The good news is I was praying for my son last night in our family prayer. The bad news is I couldn’t remember his name.
Those readers without children (or with only one) may find this hard to believe, but even if you grew up with siblings in your family, you might remember that your parents got your name wrong from time to time.
It would have been less embarrassing to me if the son whose name I forgot had not been kneeling right next to me. And if he weren’t the only son left at home.
His comment after the amen: “Well, at least you went through the names in order.” (I could have added, “At least I didn’t confuse you with one of your sisters.”)

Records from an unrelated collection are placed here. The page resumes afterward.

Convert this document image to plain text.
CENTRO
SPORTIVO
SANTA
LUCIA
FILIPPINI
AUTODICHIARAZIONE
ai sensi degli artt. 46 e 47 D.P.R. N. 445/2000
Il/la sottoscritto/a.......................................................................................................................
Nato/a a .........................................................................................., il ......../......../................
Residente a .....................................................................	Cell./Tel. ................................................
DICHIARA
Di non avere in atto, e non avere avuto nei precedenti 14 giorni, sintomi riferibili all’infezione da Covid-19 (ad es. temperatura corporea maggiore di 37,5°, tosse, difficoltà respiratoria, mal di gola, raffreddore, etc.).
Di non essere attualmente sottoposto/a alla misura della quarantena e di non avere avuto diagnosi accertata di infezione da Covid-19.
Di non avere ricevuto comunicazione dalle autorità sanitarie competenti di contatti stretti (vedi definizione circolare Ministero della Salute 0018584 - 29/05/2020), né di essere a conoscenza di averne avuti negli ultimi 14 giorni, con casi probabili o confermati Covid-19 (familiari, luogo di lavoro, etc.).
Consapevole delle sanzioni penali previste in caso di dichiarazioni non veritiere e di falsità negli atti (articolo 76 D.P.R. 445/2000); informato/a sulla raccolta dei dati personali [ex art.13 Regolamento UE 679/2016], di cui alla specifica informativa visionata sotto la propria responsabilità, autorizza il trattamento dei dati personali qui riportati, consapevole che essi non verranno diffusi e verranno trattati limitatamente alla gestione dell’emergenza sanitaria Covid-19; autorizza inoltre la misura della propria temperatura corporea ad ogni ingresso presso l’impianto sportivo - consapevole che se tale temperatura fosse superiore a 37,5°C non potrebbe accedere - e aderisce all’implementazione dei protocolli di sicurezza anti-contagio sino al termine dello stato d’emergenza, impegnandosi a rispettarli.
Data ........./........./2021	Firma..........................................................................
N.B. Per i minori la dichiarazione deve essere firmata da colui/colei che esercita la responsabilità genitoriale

My favorite experience with name-blur was the night I came home from my mission. It’s important to note that I have one brother, David, and he is seven years older than me. All the way home from the airport, my mother was calling me by my brother’s name. I was still getting used to the fact that I had a first name at all, so I wasn’t bothered by it. Dad found it very funny.
As we were sitting down to dinner, Dad was still ribbing Mom about calling me by my brother’s name, and then he turned to me and said, “David, will you say the blessing?”
There’s some lesson there about stones and glass houses.
The good news is, I know God knows my sons and me (and my wife and daughters, too). I can only assume that since he’s perfect, he doesn’t mix up their names as often as I do.
But I’d rather have him call me the wrong name than not call me at all.